Basically, when the popular media news features a major event on the cover, something else will likely happen, and it’s often seen as reporting the news after the event has already happened.

Most famously, we saw this in early 2000 when Jeff Bezos was named Time Man of the Year for 1999 before AMZN fell 93 per cent as the dot com bubble burst in the following years.

This week, The Economist Magazine hints that the party is over for equities. While I’m concerned about equity market valuation to be sure, where is the money going to go if it leaves equities?

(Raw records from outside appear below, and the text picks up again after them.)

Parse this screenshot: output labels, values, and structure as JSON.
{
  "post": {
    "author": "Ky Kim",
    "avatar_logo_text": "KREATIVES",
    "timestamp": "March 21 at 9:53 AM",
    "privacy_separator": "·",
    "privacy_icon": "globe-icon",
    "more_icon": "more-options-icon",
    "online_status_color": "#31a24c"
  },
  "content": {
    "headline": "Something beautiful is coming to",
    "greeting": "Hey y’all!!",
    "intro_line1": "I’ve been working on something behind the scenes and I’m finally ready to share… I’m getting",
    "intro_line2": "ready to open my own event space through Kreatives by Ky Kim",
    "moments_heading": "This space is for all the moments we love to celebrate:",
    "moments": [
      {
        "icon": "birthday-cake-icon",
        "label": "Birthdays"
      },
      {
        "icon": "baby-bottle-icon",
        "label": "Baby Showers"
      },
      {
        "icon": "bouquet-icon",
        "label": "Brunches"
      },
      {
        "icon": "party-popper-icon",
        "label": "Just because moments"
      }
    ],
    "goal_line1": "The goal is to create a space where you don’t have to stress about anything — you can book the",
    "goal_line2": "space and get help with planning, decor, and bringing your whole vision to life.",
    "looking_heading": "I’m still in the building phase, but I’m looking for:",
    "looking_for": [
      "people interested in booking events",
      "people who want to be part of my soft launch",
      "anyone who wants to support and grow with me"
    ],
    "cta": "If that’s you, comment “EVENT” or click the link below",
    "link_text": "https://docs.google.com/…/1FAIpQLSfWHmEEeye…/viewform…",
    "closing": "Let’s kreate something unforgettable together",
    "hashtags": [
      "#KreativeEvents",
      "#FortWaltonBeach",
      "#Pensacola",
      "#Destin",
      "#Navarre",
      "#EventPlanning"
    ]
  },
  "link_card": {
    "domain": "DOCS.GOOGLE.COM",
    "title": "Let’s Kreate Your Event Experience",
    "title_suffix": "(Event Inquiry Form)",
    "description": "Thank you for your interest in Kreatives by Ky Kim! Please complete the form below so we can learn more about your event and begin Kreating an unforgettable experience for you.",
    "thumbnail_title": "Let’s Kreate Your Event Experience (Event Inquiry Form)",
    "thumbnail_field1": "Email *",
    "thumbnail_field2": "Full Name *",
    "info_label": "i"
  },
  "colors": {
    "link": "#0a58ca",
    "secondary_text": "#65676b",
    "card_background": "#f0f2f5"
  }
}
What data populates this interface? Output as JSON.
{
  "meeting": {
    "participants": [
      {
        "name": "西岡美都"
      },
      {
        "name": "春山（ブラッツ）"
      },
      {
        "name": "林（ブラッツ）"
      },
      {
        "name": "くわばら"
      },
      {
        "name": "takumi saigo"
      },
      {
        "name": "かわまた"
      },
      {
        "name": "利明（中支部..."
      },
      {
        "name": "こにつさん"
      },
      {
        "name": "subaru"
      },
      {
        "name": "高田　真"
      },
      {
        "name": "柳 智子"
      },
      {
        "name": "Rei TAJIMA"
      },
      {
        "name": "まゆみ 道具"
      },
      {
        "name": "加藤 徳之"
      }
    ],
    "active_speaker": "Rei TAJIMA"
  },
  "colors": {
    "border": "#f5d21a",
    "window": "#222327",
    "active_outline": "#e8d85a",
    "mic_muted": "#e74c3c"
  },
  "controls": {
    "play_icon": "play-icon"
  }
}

There is little doubt, we have seen an incredible increase in valuation, and some cooling is likely needed and natural after a run-up like this. But the technology-led growth of the U.S. economy is not likely to change anytime soon and the AI phase is likely in the very early innings. However, as I’ve noted in recent comments, what we should pay for that today is always the question.

The American Association of Individual Investors’ (AAII) weekly survey shows the percentage of bulls versus the percentage of bears is wide but not extreme. Historically, when the spread gets to extreme levels, forward-based returns for the next year or so tend to be flat. That’s probably true this time too, but timing it is always difficult in terms of the coming weeks. Looking out a year, the caution signs are clear. 

Expect U.S. Federal Reserve Chair Jerome Powell to push back still on rate cuts in his semi-annual testimony to U.S. Congress and to pledge the inflation fight. Also, expect U.S. Senator Elizabeth Warren to take a few shots at him for the Fed’s role in inflation. I’m looking for him to push back and tell Congress inflation is partly their fault due to their large fiscal policy.